L’Oreille tendue tient à féliciter @Fabricemg pour la qualité de sa veille documentaire. Sans lui, elle n’aurait jamais découvert l’existence d’un nouveau mot (lumbersexuality), sa représentation visuelle (voir ici) et sa définition (c’est le double, en quelque sorte, du métrosexuel).

Le même @Fabricemg avait joué un rôle dans la mise en ligne d’une série de «photos souvenirs des membres de l’École de la tchén’ssâ».

Pour cette double contribution, il est fait membre honoraire de l’École de la tchén’ssâ. Il est le premier.

P.S.—L’Oreille en profite pour préciser que le lumbersexual existe en version féminine; voir les sites chickswithchainsaws et Chicks & Chainsaws, et ici même.

Divergences transatlantiques 034

Lu sur des couvertures de livres québécois : Pour faire une histoire courte.

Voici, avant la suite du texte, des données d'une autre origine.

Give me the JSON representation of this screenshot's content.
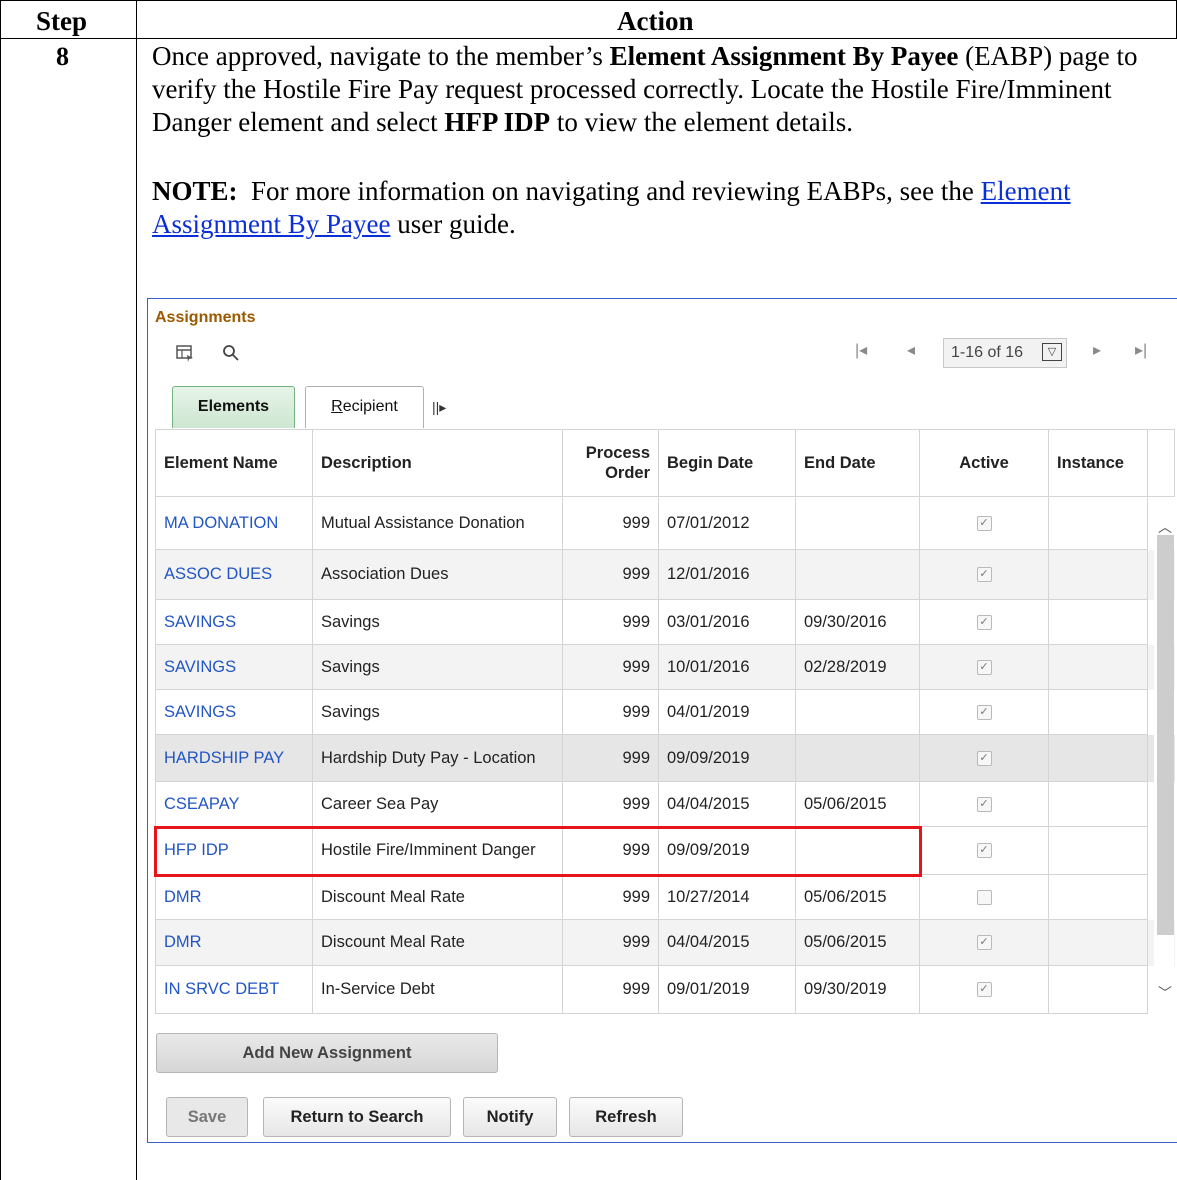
{
  "doc": {
    "col_step": "Step",
    "col_action": "Action",
    "step_number": "8",
    "para1": {
      "part1": "Once approved, navigate to the member’s ",
      "bold1": "Element Assignment By Payee",
      "part2": " (EABP) page to verify the Hostile Fire Pay request processed correctly. Locate the Hostile Fire/Imminent Danger element and select ",
      "bold2": "HFP IDP",
      "part3": " to view the element details."
    },
    "note": {
      "label": "NOTE:",
      "text": "  For more information on navigating and reviewing EABPs, see the ",
      "link": "Element Assignment By Payee",
      "tail": " user guide."
    }
  },
  "screen": {
    "title": "Assignments",
    "toolbar_icons": [
      "personalize-grid-icon",
      "search-icon"
    ],
    "pager": {
      "range": "1-16 of 16"
    },
    "tabs": {
      "elements": "Elements",
      "recipient_first": "R",
      "recipient_rest": "ecipient"
    },
    "columns": [
      "Element Name",
      "Description",
      "Process Order",
      "Begin Date",
      "End Date",
      "Active",
      "Instance"
    ],
    "rows": [
      {
        "name": "MA DONATION",
        "desc": "Mutual Assistance Donation",
        "order": "999",
        "begin": "07/01/2012",
        "end": "",
        "active": true
      },
      {
        "name": "ASSOC DUES",
        "desc": "Association Dues",
        "order": "999",
        "begin": "12/01/2016",
        "end": "",
        "active": true
      },
      {
        "name": "SAVINGS",
        "desc": "Savings",
        "order": "999",
        "begin": "03/01/2016",
        "end": "09/30/2016",
        "active": true
      },
      {
        "name": "SAVINGS",
        "desc": "Savings",
        "order": "999",
        "begin": "10/01/2016",
        "end": "02/28/2019",
        "active": true
      },
      {
        "name": "SAVINGS",
        "desc": "Savings",
        "order": "999",
        "begin": "04/01/2019",
        "end": "",
        "active": true
      },
      {
        "name": "HARDSHIP PAY",
        "desc": "Hardship Duty Pay - Location",
        "order": "999",
        "begin": "09/09/2019",
        "end": "",
        "active": true
      },
      {
        "name": "CSEAPAY",
        "desc": "Career Sea Pay",
        "order": "999",
        "begin": "04/04/2015",
        "end": "05/06/2015",
        "active": true
      },
      {
        "name": "HFP IDP",
        "desc": "Hostile Fire/Imminent Danger",
        "order": "999",
        "begin": "09/09/2019",
        "end": "",
        "active": true
      },
      {
        "name": "DMR",
        "desc": "Discount Meal Rate",
        "order": "999",
        "begin": "10/27/2014",
        "end": "05/06/2015",
        "active": false
      },
      {
        "name": "DMR",
        "desc": "Discount Meal Rate",
        "order": "999",
        "begin": "04/04/2015",
        "end": "05/06/2015",
        "active": true
      },
      {
        "name": "IN SRVC DEBT",
        "desc": "In-Service Debt",
        "order": "999",
        "begin": "09/01/2019",
        "end": "09/30/2019",
        "active": true
      }
    ],
    "highlight_color": "#e8141a",
    "buttons": {
      "add": "Add New Assignment",
      "save": "Save",
      "return": "Return to Search",
      "notify": "Notify",
      "refresh": "Refresh"
    }
  }
}
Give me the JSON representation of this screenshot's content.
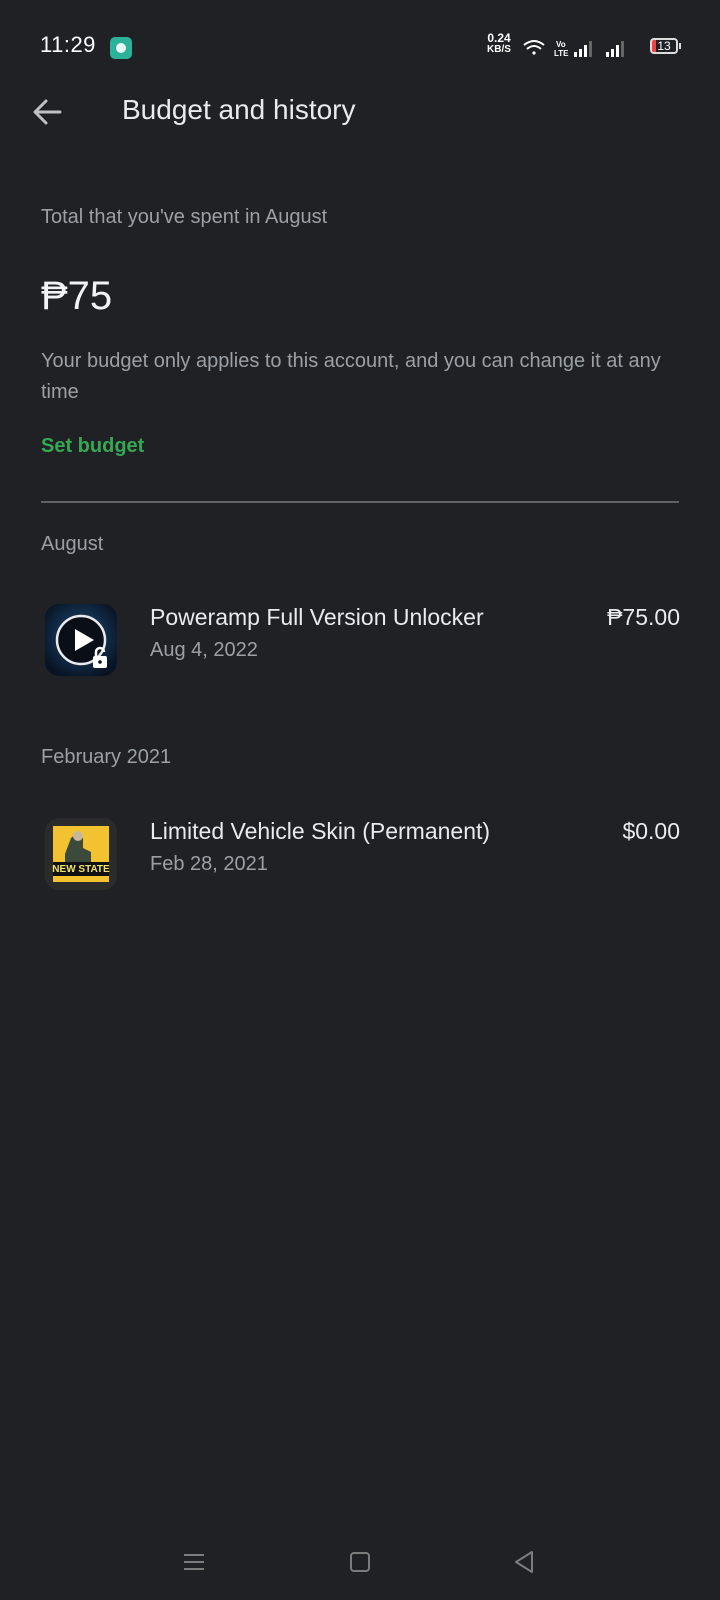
{
  "status_bar": {
    "time": "11:29",
    "net_speed_value": "0.24",
    "net_speed_unit": "KB/S",
    "volte": "Vo LTE",
    "battery": "13"
  },
  "header": {
    "title": "Budget and history",
    "back_icon": "arrow-back-icon"
  },
  "summary": {
    "label": "Total that you've spent in August",
    "amount": "₱75",
    "note": "Your budget only applies to this account, and you can change it at any time",
    "set_budget": "Set budget"
  },
  "sections": [
    {
      "label": "August",
      "items": [
        {
          "title": "Poweramp Full Version Unlocker",
          "date": "Aug 4, 2022",
          "price": "₱75.00",
          "icon": "poweramp-app-icon"
        }
      ]
    },
    {
      "label": "February 2021",
      "items": [
        {
          "title": "Limited Vehicle Skin (Permanent)",
          "date": "Feb 28, 2021",
          "price": "$0.00",
          "icon": "new-state-game-icon",
          "icon_text": "NEW STATE"
        }
      ]
    }
  ],
  "colors": {
    "background": "#202124",
    "accent": "#34a853",
    "primary_text": "#e8eaed",
    "secondary_text": "#9aa0a6"
  }
}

Théâtre (1996), Pour faire une longue histoire courte. Entretiens avec Roger Lemelin (2000), Pour faire une histoire courte… Comédie (2008).

Entendu à la radio de France Culture en 2013 : «Je vous la fais brève.»

Le bref des uns est le court des autres, en passant par le short des Anglos (to make a long story short).

Les joies du mariage

«On dit quoi à un francophone qui marie une anglo ?»
Yes Mccan, Dead Obies

Il y a de cela quelques décennies, l’Oreille tendue a étudié le latin. Un de ses professeurs aimait dire qu’un père pouvait marier sa fille, mais qu’il ne pouvait pas l’épouser.

Pourquoi cette précision ? Parce qu’au Québec il est courant d’entendre un verbe (marier : «Unir en célébrant le mariage», «Établir (qqn) dans l’état de mariage») pour l’autre (épouser : «Prendre pour époux, épouse; se marier avec»). Le Petit Robert note cet usage : «RÉGIONAL (Nord; Belgique, Canada) Épouser. Il l’a mariée contre l’avis de ses parents. “un jour vous allez vous établir, marier un bon gars avec une bonne terre” (J.-Y. Soucy)» (édition numérique de 2014).

Il est au moins un cas où l’usage régional a du bon. Prenons les phrases suivantes :

A man in a town married twenty women. There have been no divorces or annulments, and everyone in question is still alive and well. The man is not a bigamist, and he has broken no laws. How is this possible ? (tiré du magazine The New Yorker)

Comment les traduire ? L’ambiguïté vient de «married» (marier et épouser). Comment est-il possible de marier vingt femmes sans divorcer, sans voir de mariage annulé, sans créer aucune violence, sans être bigame et sans briser la loi ? Si on est un prêtre, ça ne pose pas de problème.

En effet, les prêtres marient. Qu’on le sache, ils n’épousent pas, du moins dans la religion catholique.

Le zeugme du dimanche matin et de Jonathan Franzen

«And now, as a first-place winner at the science fair, he’d won a three-foot-tall silver-plated Winged Victory and the admiration of his father.»

Jonathan Franzen, The Corrections, Toronto, HarperCollins, 2001, 567 p., p. 35.

P.S.—Ce n’est pas la première fois qu’un zeugme se rencontre dans ce roman.